Мишка отпрянул, оступился и полетел спиной прямо на клумбу. Зажмурился от боли в прибитом теле. В ушах звенело от девчачьего визга. Откуда взялись девчонки, он даже подумать не успел.
— Сволочи! — прошипело совсем рядом.
Мишка испугался, что этот хромой ужас вырвался наружу. Превозмогая боль, подскочил, оглядываясь. Никаких девчонок не было — верещали близнецы, корчась от боли в руках разъяренной старухи. Незаметно подкравшись, она ухватила одного за ухо, другого за копну рыжих волос и теперь безжалостно дергала. На Мишку рук не хватило, и она злобно шипела ему в лицо:
— Какие сволочи! Сучата! Полезли игрушки воровать?!
— Отпустите их! — заорал Мишка, что есть мочи. — Не имеете права!
И неожиданно не только для старухи, но и для себя самого, толкнул сумасшедшую в грудь. Вскрикнув, словно напуганная ворона, та повалилась в куст шиповника. Братья вырвались.

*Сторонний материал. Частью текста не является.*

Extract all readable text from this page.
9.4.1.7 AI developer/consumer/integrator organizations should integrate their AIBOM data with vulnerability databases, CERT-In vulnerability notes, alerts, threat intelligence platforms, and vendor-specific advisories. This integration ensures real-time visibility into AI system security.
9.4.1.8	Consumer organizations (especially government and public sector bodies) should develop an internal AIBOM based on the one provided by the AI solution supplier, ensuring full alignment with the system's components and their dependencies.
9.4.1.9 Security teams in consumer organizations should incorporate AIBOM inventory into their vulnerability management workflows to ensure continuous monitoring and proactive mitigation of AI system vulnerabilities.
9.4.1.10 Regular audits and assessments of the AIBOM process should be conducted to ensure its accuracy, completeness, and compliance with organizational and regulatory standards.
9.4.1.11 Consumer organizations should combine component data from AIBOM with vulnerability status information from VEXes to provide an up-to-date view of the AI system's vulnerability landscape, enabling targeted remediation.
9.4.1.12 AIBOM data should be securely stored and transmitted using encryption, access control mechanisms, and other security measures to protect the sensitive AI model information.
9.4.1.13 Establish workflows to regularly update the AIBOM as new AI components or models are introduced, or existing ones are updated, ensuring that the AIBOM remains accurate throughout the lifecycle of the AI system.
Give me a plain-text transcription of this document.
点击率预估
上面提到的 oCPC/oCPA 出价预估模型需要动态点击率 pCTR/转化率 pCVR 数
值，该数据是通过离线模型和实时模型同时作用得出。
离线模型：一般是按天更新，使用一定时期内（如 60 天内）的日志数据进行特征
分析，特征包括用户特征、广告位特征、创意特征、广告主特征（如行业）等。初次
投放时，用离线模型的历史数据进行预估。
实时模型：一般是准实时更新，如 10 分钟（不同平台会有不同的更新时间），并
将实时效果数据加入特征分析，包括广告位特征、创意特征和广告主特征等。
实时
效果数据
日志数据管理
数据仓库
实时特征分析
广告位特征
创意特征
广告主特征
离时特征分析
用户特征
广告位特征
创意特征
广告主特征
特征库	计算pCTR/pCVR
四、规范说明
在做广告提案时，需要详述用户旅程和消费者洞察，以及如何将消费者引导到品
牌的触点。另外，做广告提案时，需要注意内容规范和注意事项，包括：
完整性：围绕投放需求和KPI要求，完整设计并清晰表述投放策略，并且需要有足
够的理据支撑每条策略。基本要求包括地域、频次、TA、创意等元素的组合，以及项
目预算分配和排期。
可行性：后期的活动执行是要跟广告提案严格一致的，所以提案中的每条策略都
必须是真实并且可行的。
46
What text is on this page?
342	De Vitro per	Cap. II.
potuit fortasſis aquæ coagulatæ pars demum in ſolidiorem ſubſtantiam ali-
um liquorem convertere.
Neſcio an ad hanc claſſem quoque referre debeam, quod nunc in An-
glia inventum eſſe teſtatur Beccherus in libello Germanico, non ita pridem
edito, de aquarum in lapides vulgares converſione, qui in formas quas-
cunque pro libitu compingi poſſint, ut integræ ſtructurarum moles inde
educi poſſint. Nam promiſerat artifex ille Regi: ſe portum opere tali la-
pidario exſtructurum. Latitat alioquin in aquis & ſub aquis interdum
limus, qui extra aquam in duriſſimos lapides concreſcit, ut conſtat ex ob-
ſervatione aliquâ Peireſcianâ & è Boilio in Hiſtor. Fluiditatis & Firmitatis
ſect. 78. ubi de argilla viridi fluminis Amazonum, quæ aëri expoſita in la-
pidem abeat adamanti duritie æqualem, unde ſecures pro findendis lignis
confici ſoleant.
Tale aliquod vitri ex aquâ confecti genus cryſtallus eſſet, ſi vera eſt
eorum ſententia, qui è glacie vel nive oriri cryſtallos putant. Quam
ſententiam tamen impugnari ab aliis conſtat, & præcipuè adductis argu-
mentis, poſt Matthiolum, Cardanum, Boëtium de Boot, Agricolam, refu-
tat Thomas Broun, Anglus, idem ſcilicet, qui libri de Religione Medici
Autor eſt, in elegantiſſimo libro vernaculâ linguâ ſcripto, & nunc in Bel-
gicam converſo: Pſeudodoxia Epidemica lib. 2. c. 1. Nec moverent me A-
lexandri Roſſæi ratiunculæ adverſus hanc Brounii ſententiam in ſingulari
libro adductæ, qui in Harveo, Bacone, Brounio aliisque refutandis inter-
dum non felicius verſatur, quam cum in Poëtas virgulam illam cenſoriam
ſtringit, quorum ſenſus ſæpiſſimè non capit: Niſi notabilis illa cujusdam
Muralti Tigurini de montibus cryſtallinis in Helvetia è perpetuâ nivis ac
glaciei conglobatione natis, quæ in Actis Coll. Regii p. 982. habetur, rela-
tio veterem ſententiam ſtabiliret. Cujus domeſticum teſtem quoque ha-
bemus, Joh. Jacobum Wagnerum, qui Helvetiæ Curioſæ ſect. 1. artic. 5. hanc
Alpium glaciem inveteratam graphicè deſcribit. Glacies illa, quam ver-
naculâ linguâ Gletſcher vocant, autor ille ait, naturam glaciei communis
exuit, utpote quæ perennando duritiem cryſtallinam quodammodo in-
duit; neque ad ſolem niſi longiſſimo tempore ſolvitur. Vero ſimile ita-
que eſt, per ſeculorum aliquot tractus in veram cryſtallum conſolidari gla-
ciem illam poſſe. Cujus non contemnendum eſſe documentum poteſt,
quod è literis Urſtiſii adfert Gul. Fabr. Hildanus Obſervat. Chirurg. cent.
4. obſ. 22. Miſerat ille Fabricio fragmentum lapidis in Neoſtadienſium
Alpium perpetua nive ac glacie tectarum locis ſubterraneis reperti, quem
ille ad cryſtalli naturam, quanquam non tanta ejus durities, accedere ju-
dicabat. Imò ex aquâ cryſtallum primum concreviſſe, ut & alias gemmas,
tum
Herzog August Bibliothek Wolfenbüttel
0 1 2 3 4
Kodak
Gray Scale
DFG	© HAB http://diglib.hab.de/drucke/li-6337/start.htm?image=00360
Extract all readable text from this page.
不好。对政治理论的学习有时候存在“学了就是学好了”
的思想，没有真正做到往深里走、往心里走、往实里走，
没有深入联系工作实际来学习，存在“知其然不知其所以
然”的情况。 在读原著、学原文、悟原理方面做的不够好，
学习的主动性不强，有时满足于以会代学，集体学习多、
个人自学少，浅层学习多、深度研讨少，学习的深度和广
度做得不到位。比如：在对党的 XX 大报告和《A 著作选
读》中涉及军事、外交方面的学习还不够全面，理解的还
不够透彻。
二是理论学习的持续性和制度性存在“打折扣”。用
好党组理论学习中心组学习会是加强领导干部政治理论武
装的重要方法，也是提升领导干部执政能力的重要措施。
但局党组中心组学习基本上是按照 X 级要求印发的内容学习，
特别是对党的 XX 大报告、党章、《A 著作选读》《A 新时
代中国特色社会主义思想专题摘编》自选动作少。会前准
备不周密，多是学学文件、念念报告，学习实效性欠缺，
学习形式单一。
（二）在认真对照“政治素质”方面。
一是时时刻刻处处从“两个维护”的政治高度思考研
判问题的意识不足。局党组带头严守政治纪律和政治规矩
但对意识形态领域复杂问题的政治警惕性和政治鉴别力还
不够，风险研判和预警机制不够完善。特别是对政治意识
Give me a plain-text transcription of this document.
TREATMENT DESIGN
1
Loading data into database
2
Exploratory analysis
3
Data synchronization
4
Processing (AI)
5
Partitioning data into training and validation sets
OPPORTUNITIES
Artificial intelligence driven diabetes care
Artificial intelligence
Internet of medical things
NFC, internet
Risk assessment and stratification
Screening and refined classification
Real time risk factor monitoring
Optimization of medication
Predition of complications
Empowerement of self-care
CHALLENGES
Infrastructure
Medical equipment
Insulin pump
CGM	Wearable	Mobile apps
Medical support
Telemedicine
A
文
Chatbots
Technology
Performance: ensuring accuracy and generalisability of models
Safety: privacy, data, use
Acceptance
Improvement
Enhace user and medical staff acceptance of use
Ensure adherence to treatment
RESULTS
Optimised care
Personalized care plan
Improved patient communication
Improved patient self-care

Мишке казалось, что они целую вечность перебираются через штакетник, обдирая в кровь колени, валятся под забор, кое-как встают на отбитые при падении ноги, и, едва передвигая ими, еле ползут прочь от страшного дома. А в спину несется бесконечное истошное: «Вон! Пошли во-он! Воры! Воры-ы!». Вслед летят комья земли ударяются о забор, оставляя следы грязи. На штакетинах повисают вырванные с корнем, смятые в яростных пальцах несчастные анютины глазки. Остаются умирать.
На самом деле бегство заняло несколько секунд. Но именно эти секунды оказались решающими.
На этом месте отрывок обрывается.